Scaling mountains starts with a single step
Predicting athlete injury risk has been a holy grail in sports medicine with little progress to date due to a variety of factors such as small sample sizes, significantly imbalanced data, and inadequate statistical approaches. We also noticed that there is a plethora of publicly available data ripe for analyses as foundations which can be built upon with unique team and player data.
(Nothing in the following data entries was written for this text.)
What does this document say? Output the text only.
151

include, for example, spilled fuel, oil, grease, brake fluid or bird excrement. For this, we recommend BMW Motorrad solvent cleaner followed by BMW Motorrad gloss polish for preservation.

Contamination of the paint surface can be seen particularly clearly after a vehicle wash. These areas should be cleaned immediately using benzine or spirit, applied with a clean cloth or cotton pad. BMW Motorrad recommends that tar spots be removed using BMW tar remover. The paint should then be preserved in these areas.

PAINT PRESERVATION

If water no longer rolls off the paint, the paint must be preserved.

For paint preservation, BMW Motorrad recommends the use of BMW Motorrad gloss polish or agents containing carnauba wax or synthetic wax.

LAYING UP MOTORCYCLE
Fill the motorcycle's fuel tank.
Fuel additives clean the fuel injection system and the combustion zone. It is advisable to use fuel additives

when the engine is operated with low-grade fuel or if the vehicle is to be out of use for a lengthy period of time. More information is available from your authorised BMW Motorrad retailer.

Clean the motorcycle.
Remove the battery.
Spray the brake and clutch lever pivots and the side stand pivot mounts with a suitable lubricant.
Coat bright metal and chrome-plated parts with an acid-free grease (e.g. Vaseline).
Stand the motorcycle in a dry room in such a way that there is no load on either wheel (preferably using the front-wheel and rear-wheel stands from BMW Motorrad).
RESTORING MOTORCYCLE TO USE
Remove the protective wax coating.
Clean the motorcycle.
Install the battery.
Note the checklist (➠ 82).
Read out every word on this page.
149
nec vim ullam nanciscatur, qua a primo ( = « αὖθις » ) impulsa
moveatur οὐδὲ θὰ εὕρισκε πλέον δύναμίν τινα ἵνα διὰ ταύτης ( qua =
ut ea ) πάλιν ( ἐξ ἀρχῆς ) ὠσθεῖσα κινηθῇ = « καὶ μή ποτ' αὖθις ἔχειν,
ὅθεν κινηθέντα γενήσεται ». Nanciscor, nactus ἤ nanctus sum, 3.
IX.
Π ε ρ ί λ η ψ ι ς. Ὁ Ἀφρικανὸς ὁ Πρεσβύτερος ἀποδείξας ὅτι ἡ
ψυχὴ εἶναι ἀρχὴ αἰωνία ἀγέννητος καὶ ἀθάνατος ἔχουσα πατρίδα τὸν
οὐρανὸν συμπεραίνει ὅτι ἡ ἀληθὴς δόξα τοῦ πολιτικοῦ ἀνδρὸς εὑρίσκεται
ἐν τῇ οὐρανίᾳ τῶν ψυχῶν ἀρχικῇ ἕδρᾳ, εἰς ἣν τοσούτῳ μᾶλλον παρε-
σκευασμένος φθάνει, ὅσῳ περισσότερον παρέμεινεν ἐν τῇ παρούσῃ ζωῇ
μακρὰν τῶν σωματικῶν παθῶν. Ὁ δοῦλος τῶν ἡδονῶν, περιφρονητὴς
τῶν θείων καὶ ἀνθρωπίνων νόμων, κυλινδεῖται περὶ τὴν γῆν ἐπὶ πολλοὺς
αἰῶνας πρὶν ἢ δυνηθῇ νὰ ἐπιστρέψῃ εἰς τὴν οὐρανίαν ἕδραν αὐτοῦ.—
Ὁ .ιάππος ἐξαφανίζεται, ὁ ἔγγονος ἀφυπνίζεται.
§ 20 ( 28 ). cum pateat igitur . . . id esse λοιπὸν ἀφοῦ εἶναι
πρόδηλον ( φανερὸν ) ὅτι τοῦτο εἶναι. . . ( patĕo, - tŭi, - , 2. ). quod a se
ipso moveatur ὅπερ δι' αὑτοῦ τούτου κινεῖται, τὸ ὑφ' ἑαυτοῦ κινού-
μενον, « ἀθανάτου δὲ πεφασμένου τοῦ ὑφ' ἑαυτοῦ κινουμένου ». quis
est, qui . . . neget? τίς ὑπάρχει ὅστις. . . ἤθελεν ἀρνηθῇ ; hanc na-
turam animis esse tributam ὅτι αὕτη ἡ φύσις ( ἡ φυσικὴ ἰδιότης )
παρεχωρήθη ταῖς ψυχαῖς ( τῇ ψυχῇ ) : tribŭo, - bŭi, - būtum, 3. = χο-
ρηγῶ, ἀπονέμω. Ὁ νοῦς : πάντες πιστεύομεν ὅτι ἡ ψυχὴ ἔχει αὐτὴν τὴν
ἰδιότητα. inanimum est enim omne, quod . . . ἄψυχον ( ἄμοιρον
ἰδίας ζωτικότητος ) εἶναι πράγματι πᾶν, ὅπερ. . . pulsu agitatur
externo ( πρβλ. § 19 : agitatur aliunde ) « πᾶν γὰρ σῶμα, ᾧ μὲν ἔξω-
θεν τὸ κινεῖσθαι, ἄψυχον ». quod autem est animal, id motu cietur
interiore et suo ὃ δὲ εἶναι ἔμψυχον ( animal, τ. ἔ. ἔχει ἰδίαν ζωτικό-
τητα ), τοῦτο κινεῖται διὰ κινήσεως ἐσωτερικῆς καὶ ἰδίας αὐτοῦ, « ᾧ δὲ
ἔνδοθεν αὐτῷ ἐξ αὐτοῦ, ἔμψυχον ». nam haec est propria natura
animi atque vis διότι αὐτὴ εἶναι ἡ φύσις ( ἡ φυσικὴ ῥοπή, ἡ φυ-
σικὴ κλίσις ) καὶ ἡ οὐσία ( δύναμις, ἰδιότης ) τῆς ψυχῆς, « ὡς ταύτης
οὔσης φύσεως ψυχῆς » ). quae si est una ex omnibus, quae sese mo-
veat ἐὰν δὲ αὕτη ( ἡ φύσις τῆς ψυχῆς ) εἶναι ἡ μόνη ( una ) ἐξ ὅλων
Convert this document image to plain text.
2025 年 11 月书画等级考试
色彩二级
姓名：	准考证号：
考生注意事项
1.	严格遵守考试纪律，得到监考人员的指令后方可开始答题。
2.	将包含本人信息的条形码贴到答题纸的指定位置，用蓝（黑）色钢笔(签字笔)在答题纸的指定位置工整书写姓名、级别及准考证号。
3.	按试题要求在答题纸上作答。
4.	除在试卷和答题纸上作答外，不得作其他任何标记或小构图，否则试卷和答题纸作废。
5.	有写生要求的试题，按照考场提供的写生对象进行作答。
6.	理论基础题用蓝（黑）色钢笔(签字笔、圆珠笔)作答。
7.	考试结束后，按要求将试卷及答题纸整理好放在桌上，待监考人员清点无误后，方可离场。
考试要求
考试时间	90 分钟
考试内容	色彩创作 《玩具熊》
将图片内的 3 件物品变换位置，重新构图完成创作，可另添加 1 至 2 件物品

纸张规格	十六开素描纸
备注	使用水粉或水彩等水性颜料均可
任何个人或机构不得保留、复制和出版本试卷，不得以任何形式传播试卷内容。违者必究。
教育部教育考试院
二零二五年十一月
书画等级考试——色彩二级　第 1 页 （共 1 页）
Realities of not-that-big data(sets) have limited machine learning in Sports
Data modeling approaches which fail to account for multiple interactions across factors and limited sample sizes can be misleading and show hyperbolic results. We addressed this by collecting longitudinal data of NBA player injuries over a ten-year period and applying “feature learning” to draw out where otherwise non-significant factors become meaningful in combination with one another. Using 32,000 parameters including past injuries, game activity, and player statistics, we developed a state-of-the-art Deep Learning model to forecast future injuries.
With limited and messy data, the model still outperformed all competitors
Upon evaluation using metrics appropriate for imbalanced data we found that our model performs twelve times better than traditional machine learning approaches as well as more than twenty times better than the most advanced injury-forecasting model published to data.
We’re just getting started
This is merely our proof-of-concept, validated approach to demonstrate a use-case in one league. Unique team and player biometric data will significantly enhance both the accuracy and utility of our models. This can be used by practitioners and front offices to improve athlete management and reduce injury incidence, potentially saving sports teams millions in revenue due to increased player availability.